I always like to say, quote me on this: politics starts from the moment the number of people involved reaches 3, it goes up from there on. It’s not unusual to read (or hear) people claim that their group or community is apolitical, the thinking is noble for sure but such claim doesn’t stand any decent test.

The grand claims. Here, at this company, we don’t do politics, it is strictly professional. Ah no, we are totally transparent, politics is not allowed here. On a number of occasions I’ve interviewed people and the question would come up. People would also tell me this, we don’t do politics, during interviews. Ahem, if you’re saying so then it must be true.
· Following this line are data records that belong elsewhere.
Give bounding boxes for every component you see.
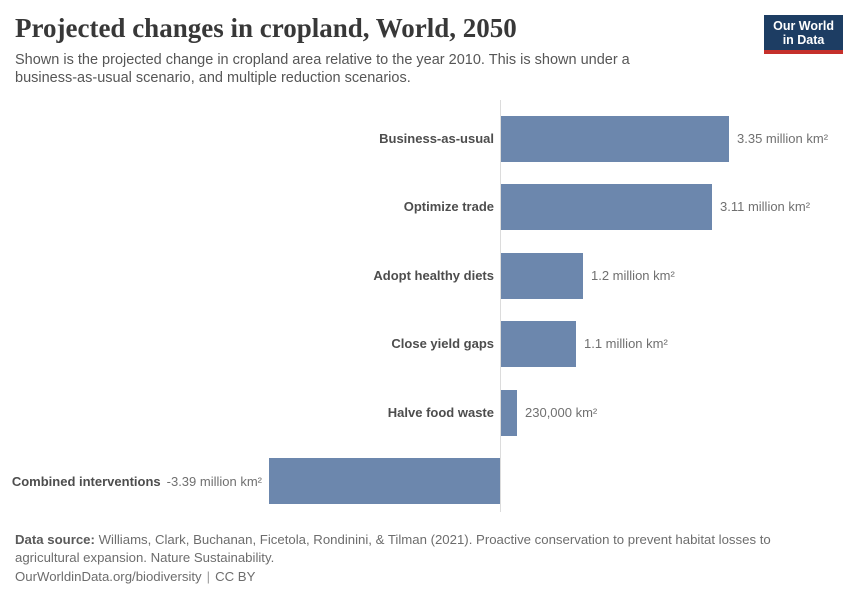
category-label: Optimize trade xyxy=(403,199,494,214)
bar-adopt-healthy-diets[interactable] xyxy=(501,253,583,299)
bar-business-as-usual[interactable] xyxy=(501,116,729,162)
data-source-text: Williams, Clark, Buchanan, Ficetola, Ron… xyxy=(15,532,771,565)
owid-logo-line2: in Data xyxy=(782,33,825,47)
category-label: Business-as-usual xyxy=(379,131,494,146)
value-label: 1.2 million km² xyxy=(591,268,675,283)
category-label: Close yield gaps xyxy=(391,336,494,351)
value-label: -3.39 million km² xyxy=(166,473,262,489)
page-title: Projected changes in cropland, World, 20… xyxy=(15,13,517,43)
category-and-value-label: Combined interventions -3.39 million km² xyxy=(12,458,262,504)
owid-url-link[interactable]: OurWorldinData.org/biodiversity xyxy=(15,569,202,584)
data-source-note: Data source: Williams, Clark, Buchanan, … xyxy=(15,531,830,567)
value-label: 3.11 million km² xyxy=(720,199,811,214)
bar-combined-interventions[interactable] xyxy=(269,458,500,504)
value-label: 3.35 million km² xyxy=(737,131,829,146)
bar-halve-food-waste[interactable] xyxy=(501,390,517,436)
data-source-label: Data source: xyxy=(15,532,95,547)
owid-logo-line1: Our World xyxy=(773,19,834,33)
bar-optimize-trade[interactable] xyxy=(501,184,712,230)
category-label: Combined interventions xyxy=(11,473,161,489)
category-label: Halve food waste xyxy=(387,405,494,420)
chart-subtitle: Shown is the projected change in croplan… xyxy=(15,52,630,86)
category-label: Adopt healthy diets xyxy=(373,268,494,283)
separator: | xyxy=(206,569,211,584)
bar-close-yield-gaps[interactable] xyxy=(501,321,576,367)
license-label: CC BY xyxy=(215,569,256,584)
value-label: 230,000 km² xyxy=(525,405,598,420)
owid-logo[interactable]: Our World in Data xyxy=(764,15,843,54)
value-label: 1.1 million km² xyxy=(584,336,668,351)
license-line: OurWorldinData.org/biodiversity | CC BY xyxy=(15,568,255,586)
zero-axis-line xyxy=(500,100,501,512)
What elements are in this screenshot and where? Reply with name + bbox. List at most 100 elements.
Just recently a couple of different articles that dabble on the subject, both worth reading in their own, caught my attention. The first one is from a few days back:

And more recently the second one, totally unrelated:

People routinely distance themselves from political views that they don’t necessarily espouse. It is the most natural thing one can expect. When technical communities distance themselves from politics, it is often a profession of intellectual purity, to suggest that they have integrity, that their policies are devoid of irrational partiality. Such attitude is a political expression I’m afraid, nothing wrong with that.

What are your politics?

Although this may be uncomfortable, it might be better to be upfront about the nature of politics that dominates your community. It might be better for a person to expect politics, and knowingly determine the kinds they are prepared to embrace or fight, prior to entering any community.

Any size human group or community with more than two (2) individuals may house multiple kinds of politics. Whenever people engage in exerting influence on others, politics often come to play. There exists sports politics, fashion politics, taste politics, gender politics, ethnic politics, regional politics, kinship politics, technology politics, marketing politics, economic politics, power politics, you can’t enumerate them all.

Of course, the term politic is used to qualify the biased shouting contests that groups of people engage in, it could be sanctioned by a ritual like some kind of voting. Party politics, the institutional kind that is run by governments, is usually frown at in professional circles – though, I would imagine, only when the context is diverse enough to warrant some form of apparent neutrality. When nearly everybody in a community is on the same side, politics may even be enthusiastically embraced to strengthen the bonding.

To claim that a community is apolitical may be (often unintentionally) misleading. Politic is always present, why not say it? being upfront may bear some risks, though the price may be worthwhile. The reasons that some people are unwelcome to a given community might be precisely because of the newcomer’s politics. Does the community has policies? If so, how are such policies utilised? Does the community enforce (police?) its policies? How? Enforced only by punishing policy violators? Enforced by educating and encouraging people to adopt the policies? How about saying something like: our politics encourage such and such behaviour and promotes such and such values. We oppose such and such other behaviour. I’m just using the term politics here to qualify the set of values and related policies adopted by a community, suggesting that the term may be more synonymous to community than we like.

Have we made the term politic inherently so toxic that we never want to be seen doing it? Isn’t politic the act of influencing others into adopting a set of policies? – I made up this definition, I could have gone to Wikipedia or some other source, but I skipped that on purpose, trust me. I am just inviting to a thinking process here, rather than following entrenched (proper or not) conceptions.

To save the best for last, technical and professional communities prefer to talk about culture, that sounds much more appealing than politics. So what they call culture, is often just a form of politics, it requires taking sides, eagerness for and display of belonging, promoting some things rather than others, just like in most politics.

2 comments

  1. A slightly more difficult topic, but perhaps equally if not more worthwhile discussing, is the role of tech communities and platforms in propagating and reinforcing a social or political status quo, whether in terms of race, gender, financial wealth, or disability. Tech communities and platforms should exist to serve societies, whether people in a building using a CRM/ERP application or people outside the building using a public service. But more often than not, they tend to serve market speculation, clique conformity, and reinforcing status quo positions.